Based in Liverpool and London, Green Bell Packaging has clients across the world and says the new mailing bags look and feel like regular plastic but will degrade naturally. Tony McDonough reports
Plastic-free packaging firm Green Bell Packaging has launched a range of mailing bags that use new technology to replicate the look, feel and durability of regular plastic.
The product, which it is claimed is the first of its kind on the market in the UK, has been created using a 100% plastic-free polymer compound, manufactured from renewable natural materials and vegetable oil derivatives.
The bag is designed to degrade naturally, providing businesses and retailers with an eco-safe product to help combat the increasing concerns around plastic waste.
With headquarters in Liverpool and London and with clients from across the globe, Green Bell Packaging plans to add to its already extensive product portfolio after the success of its BioBags, which launched in 2019.
Founder M Vahid Nagori said: “We are really excited to be able to launch our plastic-free mailing bags after a lot of research and development into this new technology, which is similar in composition to our best-selling BioBags; a plastic-free solution to regular plastic bags.

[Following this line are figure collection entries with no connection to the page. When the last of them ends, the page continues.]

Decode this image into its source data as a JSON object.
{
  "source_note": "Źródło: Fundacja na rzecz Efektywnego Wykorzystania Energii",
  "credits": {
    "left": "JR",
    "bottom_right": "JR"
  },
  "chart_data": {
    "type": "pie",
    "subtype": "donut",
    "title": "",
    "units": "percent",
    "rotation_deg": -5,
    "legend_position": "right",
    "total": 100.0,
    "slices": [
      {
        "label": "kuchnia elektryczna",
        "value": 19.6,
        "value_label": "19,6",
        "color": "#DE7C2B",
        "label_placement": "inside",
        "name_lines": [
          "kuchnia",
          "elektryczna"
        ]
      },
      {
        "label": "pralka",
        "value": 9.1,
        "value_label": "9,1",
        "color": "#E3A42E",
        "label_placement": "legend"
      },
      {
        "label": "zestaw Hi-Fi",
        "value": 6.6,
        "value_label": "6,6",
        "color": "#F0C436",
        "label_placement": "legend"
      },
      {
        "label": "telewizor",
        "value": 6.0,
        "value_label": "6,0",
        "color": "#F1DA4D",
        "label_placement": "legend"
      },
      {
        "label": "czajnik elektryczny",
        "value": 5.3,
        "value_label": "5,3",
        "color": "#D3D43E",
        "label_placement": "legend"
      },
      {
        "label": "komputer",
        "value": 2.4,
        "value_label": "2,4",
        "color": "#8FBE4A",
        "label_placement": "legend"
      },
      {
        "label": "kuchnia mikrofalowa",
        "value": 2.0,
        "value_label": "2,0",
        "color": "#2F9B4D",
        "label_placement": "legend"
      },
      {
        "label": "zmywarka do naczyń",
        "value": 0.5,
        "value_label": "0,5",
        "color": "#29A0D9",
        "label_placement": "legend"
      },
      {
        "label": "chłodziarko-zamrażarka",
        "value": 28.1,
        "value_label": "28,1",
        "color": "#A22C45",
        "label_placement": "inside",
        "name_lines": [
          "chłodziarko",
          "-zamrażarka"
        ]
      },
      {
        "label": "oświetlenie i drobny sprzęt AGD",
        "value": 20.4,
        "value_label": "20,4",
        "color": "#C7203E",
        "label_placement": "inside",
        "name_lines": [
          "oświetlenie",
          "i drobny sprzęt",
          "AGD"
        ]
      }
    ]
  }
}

“After such success with this particular product, we were keen to develop our range and identified a gap in the market when it came to mailing bags. With online retailing and e-commerce experiencing a huge boom in recent months, comes an increased use in plastic bags to deliver goods through the post.
“Our 100% plastic-free mailing bags have undergone lengthy and thorough testing to meet the high standards expected by customers today, so we’re incredibly confident in bringing this product to the market. We believe that we can make a real difference to both organisations and their customers when it comes to shopping experience.”
Alongside its BioBags, Green Bell Packaging offers a range of sustainable packaging alternatives for industries including education, hospitality, events, pharmaceutical and third sector. The company also recently introduced a catalogue of food packaging options, including plastic-free straws.